Vacant Building Fires Persist in Fresno, City Officials Urge Vigilance
Fresno Fire Department reports 76 vacant structure fires year to date, with two significant blazes occurring within the week leading up to December 2, 2025. The incidents highlight public safety risks, potential arson and the need for stronger local attention to vacant property oversight.

Fresno firefighters responded to a string of vacant building fires across the city in recent months, with two serious incidents in the week before December 2, 2025. City fire officials said they have recorded 76 vacant structure fires year to date, a figure Deputy Fire Marshal Jay Tracy described as normal for this point in the year. The recent cases included a vacant house near the Tower District at College Avenue and Elizabeth Street that went up in flames on Monday morning, and a fire last Wednesday that heavily damaged the former Jeb's Blueberry Hill on Blackstone Avenue in central Fresno.
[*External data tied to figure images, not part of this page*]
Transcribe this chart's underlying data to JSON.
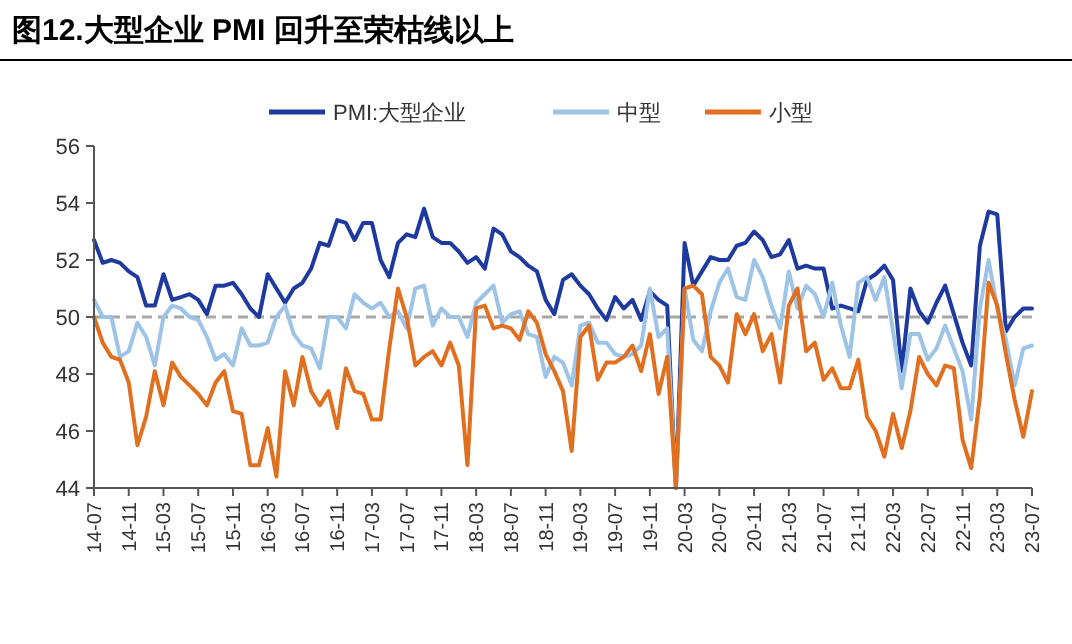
{
  "chart_data": {
    "type": "line",
    "title": "图12.大型企业 PMI 回升至荣枯线以上",
    "categories": [
      "14-07",
      null,
      null,
      null,
      "14-11",
      null,
      null,
      null,
      "15-03",
      null,
      null,
      null,
      "15-07",
      null,
      null,
      null,
      "15-11",
      null,
      null,
      null,
      "16-03",
      null,
      null,
      null,
      "16-07",
      null,
      null,
      null,
      "16-11",
      null,
      null,
      null,
      "17-03",
      null,
      null,
      null,
      "17-07",
      null,
      null,
      null,
      "17-11",
      null,
      null,
      null,
      "18-03",
      null,
      null,
      null,
      "18-07",
      null,
      null,
      null,
      "18-11",
      null,
      null,
      null,
      "19-03",
      null,
      null,
      null,
      "19-07",
      null,
      null,
      null,
      "19-11",
      null,
      null,
      null,
      "20-03",
      null,
      null,
      null,
      "20-07",
      null,
      null,
      null,
      "20-11",
      null,
      null,
      null,
      "21-03",
      null,
      null,
      null,
      "21-07",
      null,
      null,
      null,
      "21-11",
      null,
      null,
      null,
      "22-03",
      null,
      null,
      null,
      "22-07",
      null,
      null,
      null,
      "22-11",
      null,
      null,
      null,
      "23-03",
      null,
      null,
      null,
      "23-07"
    ],
    "series": [
      {
        "name": "PMI:大型企业",
        "color": "#1f3a9e",
        "values": [
          52.7,
          51.9,
          52.0,
          51.9,
          51.6,
          51.4,
          50.4,
          50.4,
          51.5,
          50.6,
          50.7,
          50.8,
          50.6,
          50.1,
          51.1,
          51.1,
          51.2,
          50.8,
          50.3,
          50.0,
          51.5,
          51.0,
          50.5,
          51.0,
          51.2,
          51.7,
          52.6,
          52.5,
          53.4,
          53.3,
          52.7,
          53.3,
          53.3,
          52.0,
          51.4,
          52.6,
          52.9,
          52.8,
          53.8,
          52.8,
          52.6,
          52.6,
          52.3,
          51.9,
          52.1,
          51.7,
          53.1,
          52.9,
          52.3,
          52.1,
          51.8,
          51.6,
          50.6,
          50.1,
          51.3,
          51.5,
          51.1,
          50.8,
          50.3,
          49.9,
          50.7,
          50.3,
          50.6,
          49.9,
          50.9,
          50.6,
          50.4,
          44,
          52.6,
          51.1,
          51.6,
          52.1,
          52.0,
          52.0,
          52.5,
          52.6,
          53.0,
          52.7,
          52.1,
          52.2,
          52.7,
          51.7,
          51.8,
          51.7,
          51.7,
          50.3,
          50.4,
          50.3,
          50.2,
          51.3,
          51.5,
          51.8,
          51.3,
          48.1,
          51.0,
          50.2,
          49.8,
          50.5,
          51.1,
          50.1,
          49.1,
          48.3,
          52.5,
          53.7,
          53.6,
          49.5,
          50.0,
          50.3,
          50.3
        ]
      },
      {
        "name": "中型",
        "color": "#9dc3e6",
        "values": [
          50.6,
          50.0,
          50.0,
          48.6,
          48.8,
          49.8,
          49.3,
          48.3,
          50.0,
          50.4,
          50.3,
          50.0,
          49.9,
          49.3,
          48.5,
          48.7,
          48.3,
          49.6,
          49.0,
          49.0,
          49.1,
          50.0,
          50.4,
          49.4,
          49.0,
          48.9,
          48.2,
          50.0,
          50.0,
          49.6,
          50.8,
          50.5,
          50.3,
          50.5,
          50.0,
          50.2,
          49.6,
          51.0,
          51.1,
          49.7,
          50.3,
          50.0,
          50.0,
          49.3,
          50.5,
          50.8,
          51.1,
          49.8,
          50.1,
          50.2,
          49.4,
          49.3,
          47.9,
          48.6,
          48.4,
          47.6,
          49.7,
          49.8,
          49.1,
          49.1,
          48.7,
          48.6,
          48.7,
          49.0,
          51.0,
          49.3,
          49.6,
          44,
          51.0,
          49.2,
          48.8,
          50.2,
          51.2,
          51.7,
          50.7,
          50.6,
          52.0,
          51.4,
          50.4,
          49.6,
          51.6,
          50.3,
          51.1,
          50.8,
          50.0,
          51.2,
          49.7,
          48.6,
          51.2,
          51.4,
          50.6,
          51.4,
          49.5,
          47.5,
          49.4,
          49.4,
          48.5,
          48.9,
          49.7,
          48.9,
          48.1,
          46.4,
          50.3,
          52.0,
          50.3,
          49.2,
          47.6,
          48.9,
          49.0
        ]
      },
      {
        "name": "小型",
        "color": "#e07020",
        "values": [
          50.0,
          49.1,
          48.6,
          48.5,
          47.7,
          45.5,
          46.5,
          48.1,
          46.9,
          48.4,
          47.9,
          47.6,
          47.3,
          46.9,
          47.7,
          48.1,
          46.7,
          46.6,
          44.8,
          44.8,
          46.1,
          44.4,
          48.1,
          46.9,
          48.6,
          47.4,
          46.9,
          47.4,
          46.1,
          48.2,
          47.4,
          47.3,
          46.4,
          46.4,
          48.9,
          51.0,
          50.0,
          48.3,
          48.6,
          48.8,
          48.3,
          49.1,
          48.3,
          44.8,
          50.3,
          50.4,
          49.6,
          49.7,
          49.6,
          49.2,
          50.2,
          49.8,
          48.7,
          48.1,
          47.4,
          45.3,
          49.3,
          49.7,
          47.8,
          48.4,
          48.4,
          48.6,
          49.0,
          48.1,
          49.4,
          47.3,
          48.6,
          44,
          51.0,
          51.1,
          50.8,
          48.6,
          48.3,
          47.7,
          50.1,
          49.4,
          50.1,
          48.8,
          49.4,
          47.7,
          50.4,
          51.0,
          48.8,
          49.1,
          47.8,
          48.2,
          47.5,
          47.5,
          48.5,
          46.5,
          46.0,
          45.1,
          46.6,
          45.4,
          46.7,
          48.6,
          48.0,
          47.6,
          48.3,
          48.2,
          45.7,
          44.7,
          47.2,
          51.2,
          50.4,
          48.7,
          47.1,
          45.8,
          47.4
        ]
      }
    ],
    "ylim": [
      44,
      56
    ],
    "yticks": [
      44,
      46,
      48,
      50,
      52,
      54,
      56
    ],
    "ref_lines": [
      {
        "axis": "y",
        "value": 50,
        "color": "#a6a6a6",
        "line_style": "dashed"
      }
    ],
    "legend": "top",
    "grid": false,
    "line_style": "solid",
    "marker": "none"
  }
}
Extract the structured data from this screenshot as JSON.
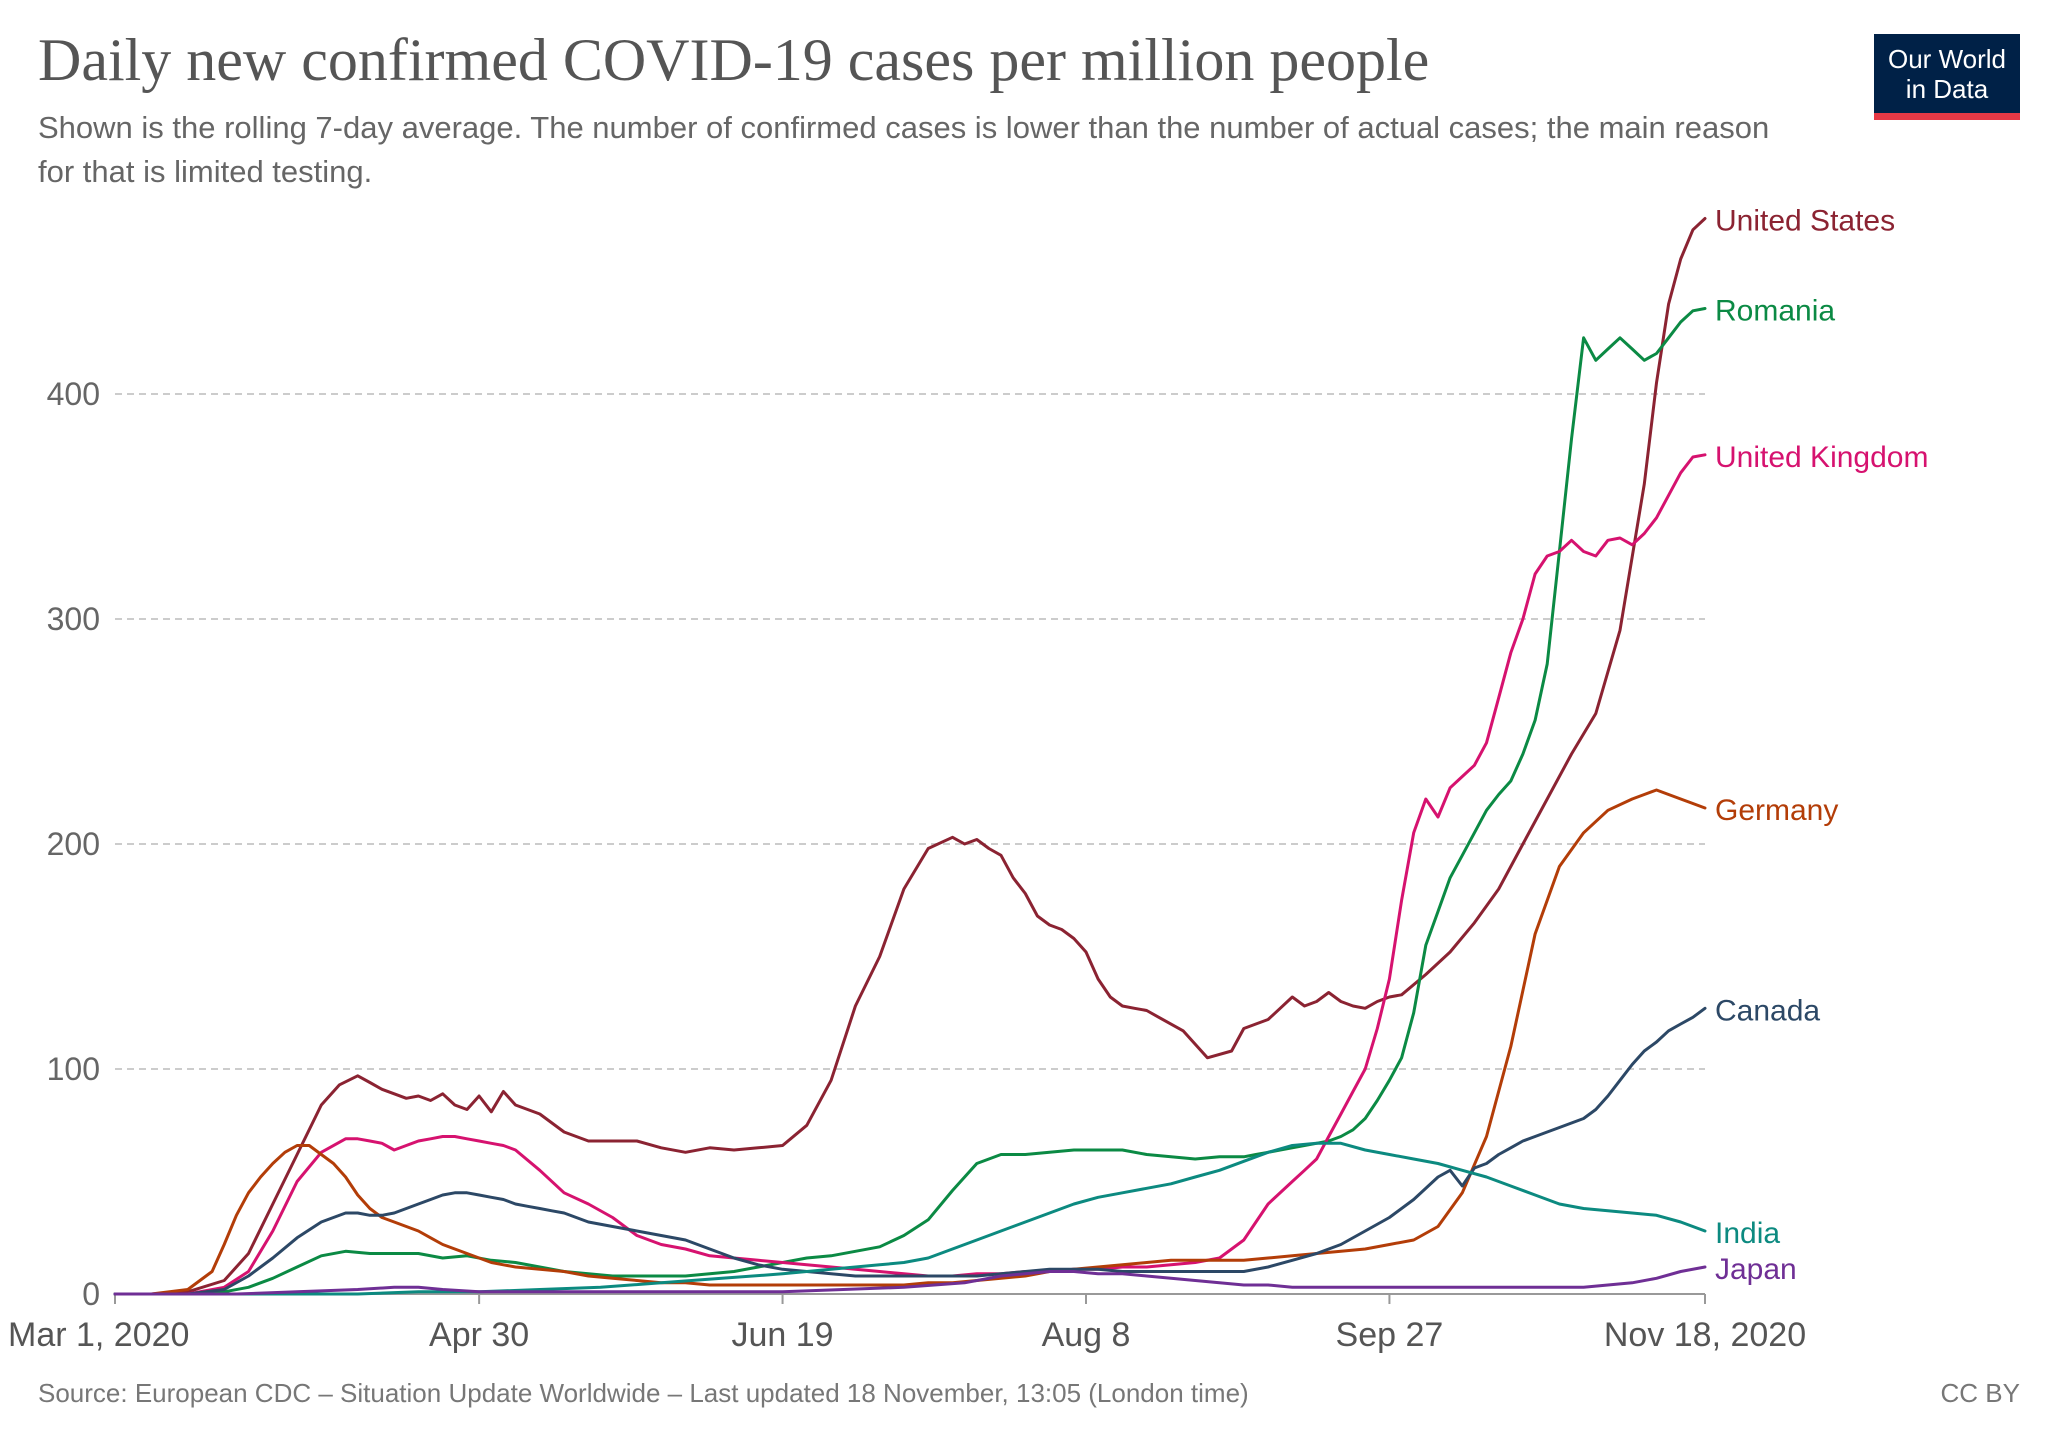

Investigators said the cause of the Tower District blaze remains under review, while the Blackstone Avenue fire is being treated as a suspected arson. Both events came after two other vacant homes burned in November, one in southwest Fresno near C and Mono Streets and another in southeast Fresno near Balch and Barton Avenues. Fresno Fire has yet to determine the cause of those earlier blazes.
The department emphasized that many vacant building fires involve human activity, intentional or not. "Most often, they are human-involved, meaning somebody could have started a fire. Not actually being malicious, but could've started, say a warming fire or something of that nature and then the fire got out of control," Tracy said. He urged residents to monitor known vacant structures and to report trespassers, adding "We do encourage the public to file a report on a structure that has someone in there that maybe shouldn't be in there that they know is to be vacant."
Beyond immediate safety and neighborhood disruption, repeated vacant structure fires carry broader policy implications for Fresno. Fire response and investigation divert emergency resources, raise cleanup and redevelopment costs, and can depress property values in surrounding blocks. Responsibility often falls to property owners, code enforcement, and elected officials who set budgets for prevention, enforcement and blight remediation. "We are seeing about the normal amount of vacant structure fires a year to date. We've had 76," Tracy noted, as the fire department said it does not expect an increase in such incidents as the year closes out.
For neighbors and community groups the incidents underscore the importance of civic engagement. Residents who document and report trespassing or unsecured vacant buildings can prompt quicker enforcement actions. Local policy choices at city council and county supervisor levels will determine funding for fire prevention, code enforcement and programs that could reduce the recurrence of dangerous vacant building fires.